Mahathir will certainly go down in history as a hero who had saved the country. Having said that, at 92, Mahathir is not exactly in his prime and the same goes to the 70-year-old PM in waiting. The younger leaders in PH show a lot of promise. The likes of Tony Pua, formerly an ASEAN scholar in RI and RJC who went on to do Economics, Philosophy and Politics in Oxford, are masters of social media.
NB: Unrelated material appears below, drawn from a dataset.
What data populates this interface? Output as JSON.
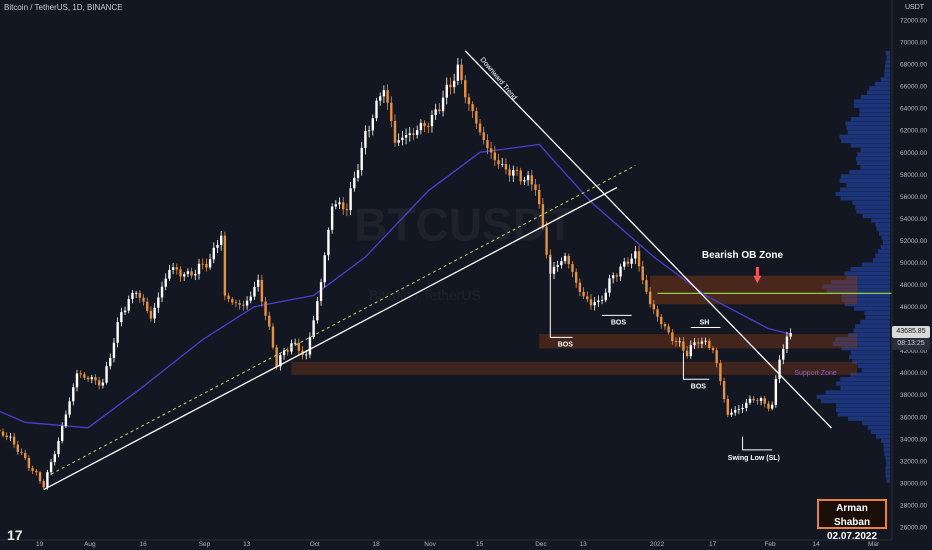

Yes, with people able to look beyond the immediate goodies, Malaysians have demonstrated to me that they have the courage and determination to make use of the democratic process to change the future of the country. I knew this would happen sooner or later and I’m definitely going to make Malaysia one of my retirement homes. The question that inevitably strikes the minds of Singaporeans is, can this happen here? Some have used their imagination to put together a dream team of former PAP members and current opposition members. They analysed Mahathir’s strategies and speculated on how the game could be won. I’m far less optimistic. Sunzi’s art of war emphasises on right timing, favourable terrain and human factors. While Malaysia had all three this time round (and it’s really the people who defeated Najib, not Mahathir) , Singapore is going to miss out on the third factor for a very long time for the simple reason that too many people are contented and not bothered with right and wrong. So what if the government keeps taxing us indirectly to provide itself with a super wide margin of safety for itself at our expense? People are still surviving. They are still shopping, buying cars and going on holidays. Why rock the boat when you can’t see what’s going to happen to your kids and their kids?
“As to growth in GDP, it can be obtained very easily by loading future generations with debt – and the future economy may collapse upon the need to repay such debt.” – Nassim Nicholas Taleb
Amid all the cheering on this side of the Causeway, there are still a lot of myopic Singaporeans who think that it’s a catastrophe for Malaysia now that the ruling party is vanquished. Markets will be in turmoil and the Ringgit would be even “cheaper”. I don’t see why our leaders should be worried about increasing GST instead of scrapping it. People here have grown so rigid (even more so than 92-year-old) that they can’t handle a bit of teething pain. For all of Mahathir’s sins and mistakes, including things like Project IC and not limited to saying stupid things and shooting himself in the foot, he is now a hero, having acted as a representative to remove the Malaysian people’s nemesis. I guess it’s easier to remove your protege than to remove your own son.